I am in the process of designing 2 registration pages for users. The initial page prompts the user to input their email address only. After they submit this information, the following code is executed:
await createUserWithEmailAndPassword(auth, email.value, bcrypt.hashSync(email.value, 6))
.then(async (userCredential) => {
sendEmailVerification(userCredential.user)
loading = false
navigate('/verifyEmail')
})
.catch((error) => {
log.error(`Error registering user: ${error}`)
errorMessage = error.message
isEmailInvalid = true
loading = false
})
A verification email is then sent to the user, allowing them to set up their password and account details:
let oobCode = ''
oobCode = window.location.href.split('oobCode=')[1].split('&')[0]
const email = window.location.href.split('email=')[1].split('/')[0]
let user = auth.currentUser
await applyActionCode(auth, oobCode)
.then(async (result) => {
console.log(auth.currentUser)
Promise.all([
updateProfile(auth.currentUser, {displayName: firstName + ' ' + lastName}),
updatePassword(auth.currentUser, password),
])
console.log('Welcome', firstName, lastName)

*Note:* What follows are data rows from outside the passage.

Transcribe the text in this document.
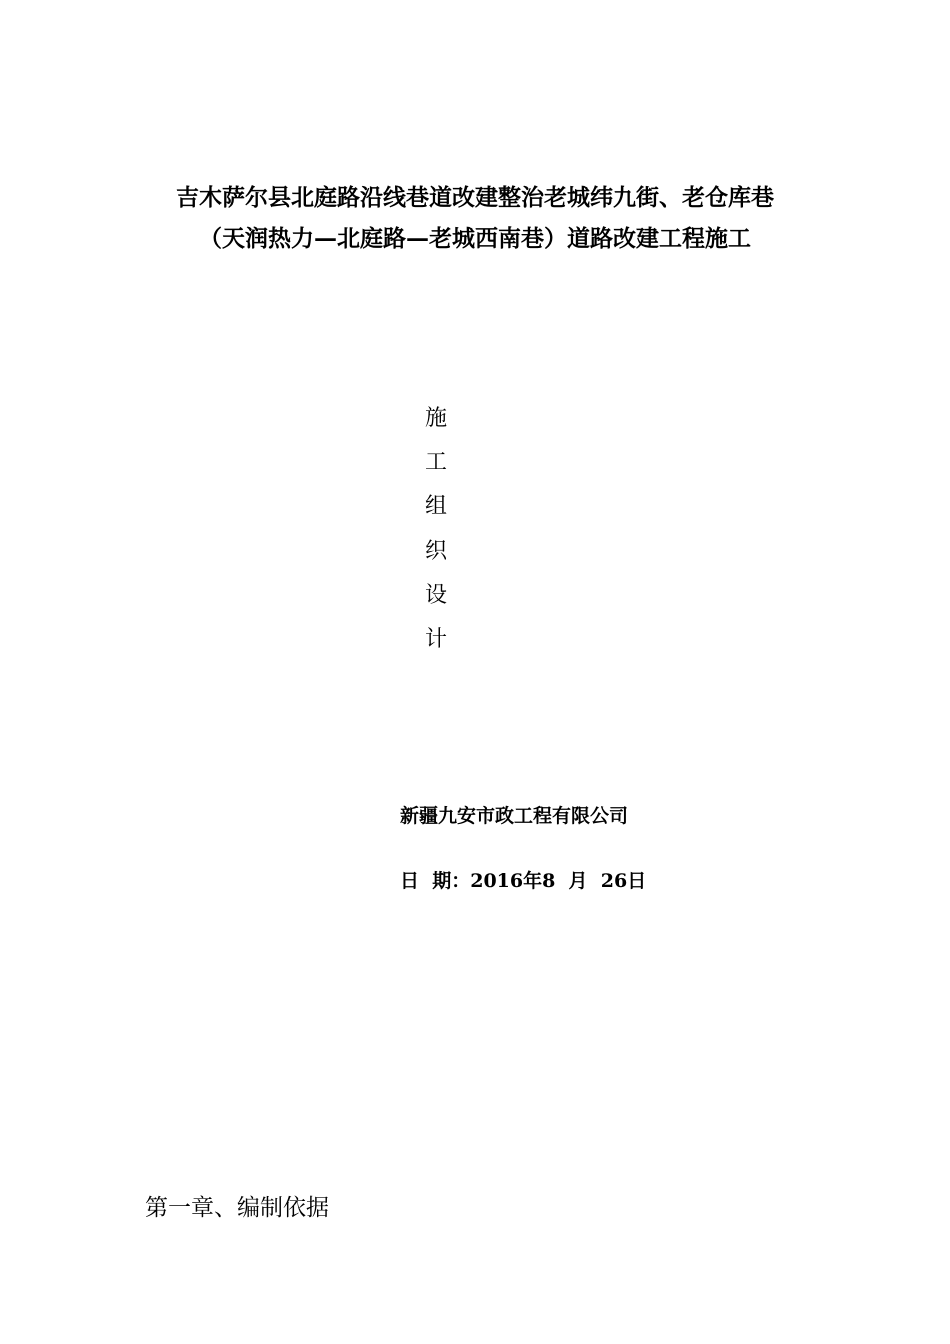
吉木萨尔县北庭路沿线巷道改建整治老城纬九街、老仓库巷
（天润热力—北庭路—老城西南巷）道路改建工程施工
施
工
组
织
设
计
新疆九安市政工程有限公司
日  期：2016年8  月  26日
第一章、编制依据
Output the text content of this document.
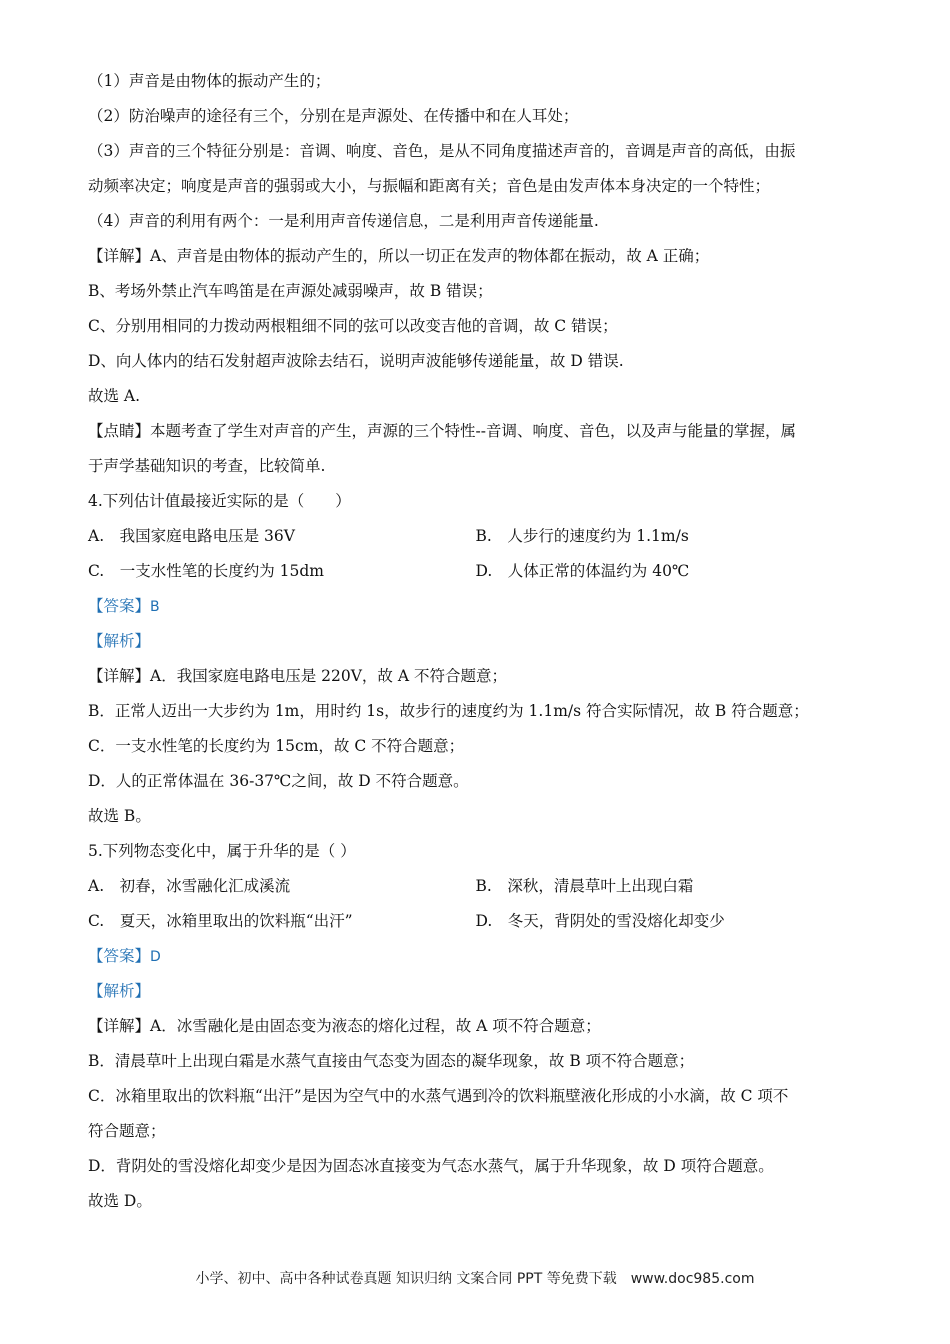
（1）声音是由物体的振动产生的；
（2）防治噪声的途径有三个，分别在是声源处、在传播中和在人耳处；
（3）声音的三个特征分别是：音调、响度、音色，是从不同角度描述声音的，音调是声音的高低，由振
动频率决定；响度是声音的强弱或大小，与振幅和距离有关；音色是由发声体本身决定的一个特性；
（4）声音的利用有两个：一是利用声音传递信息，二是利用声音传递能量.
【详解】A、声音是由物体的振动产生的，所以一切正在发声的物体都在振动，故 A 正确；
B、考场外禁止汽车鸣笛是在声源处减弱噪声，故 B 错误；
C、分别用相同的力拨动两根粗细不同的弦可以改变吉他的音调，故 C 错误；
D、向人体内的结石发射超声波除去结石，说明声波能够传递能量，故 D 错误.
故选 A.
【点睛】本题考查了学生对声音的产生，声源的三个特性--音调、响度、音色，以及声与能量的掌握，属
于声学基础知识的考查，比较简单.
4.下列估计值最接近实际的是（　　）
A.　我国家庭电路电压是 36V	B.　人步行的速度约为 1.1m/s
C.　一支水性笔的长度约为 15dm	D.　人体正常的体温约为 40℃
【答案】B
【解析】
【详解】A．我国家庭电路电压是 220V，故 A 不符合题意；
B．正常人迈出一大步约为 1m，用时约 1s，故步行的速度约为 1.1m/s 符合实际情况，故 B 符合题意；
C．一支水性笔的长度约为 15cm，故 C 不符合题意；
D．人的正常体温在 36-37℃之间，故 D 不符合题意。
故选 B。
5.下列物态变化中，属于升华的是（ ）
A.　初春，冰雪融化汇成溪流	B.　深秋，清晨草叶上出现白霜
C.　夏天，冰箱里取出的饮料瓶“出汗”	D.　冬天，背阴处的雪没熔化却变少
【答案】D
【解析】
【详解】A．冰雪融化是由固态变为液态的熔化过程，故 A 项不符合题意；
B．清晨草叶上出现白霜是水蒸气直接由气态变为固态的凝华现象，故 B 项不符合题意；
C．冰箱里取出的饮料瓶“出汗”是因为空气中的水蒸气遇到冷的饮料瓶壁液化形成的小水滴，故 C 项不
符合题意；
D．背阴处的雪没熔化却变少是因为固态冰直接变为气态水蒸气，属于升华现象，故 D 项符合题意。
故选 D。
小学、初中、高中各种试卷真题 知识归纳 文案合同 PPT 等免费下载　www.doc985.com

await setUser('local', undefined, auth.currentUser)
})
However, if the user clicks on the link from a different browser, auth.currentUser will be null. A temporary solution could involve creating a user with a default password like 'password' and signing them in after applying the action code. Although not ideal from a security standpoint, my current approach involves encrypting the user's email as a temporary password to mitigate potential risks.
My main query revolves around updating user information post-action code application. If such an action is not feasible, what adjustments should I make to the sequence of operations?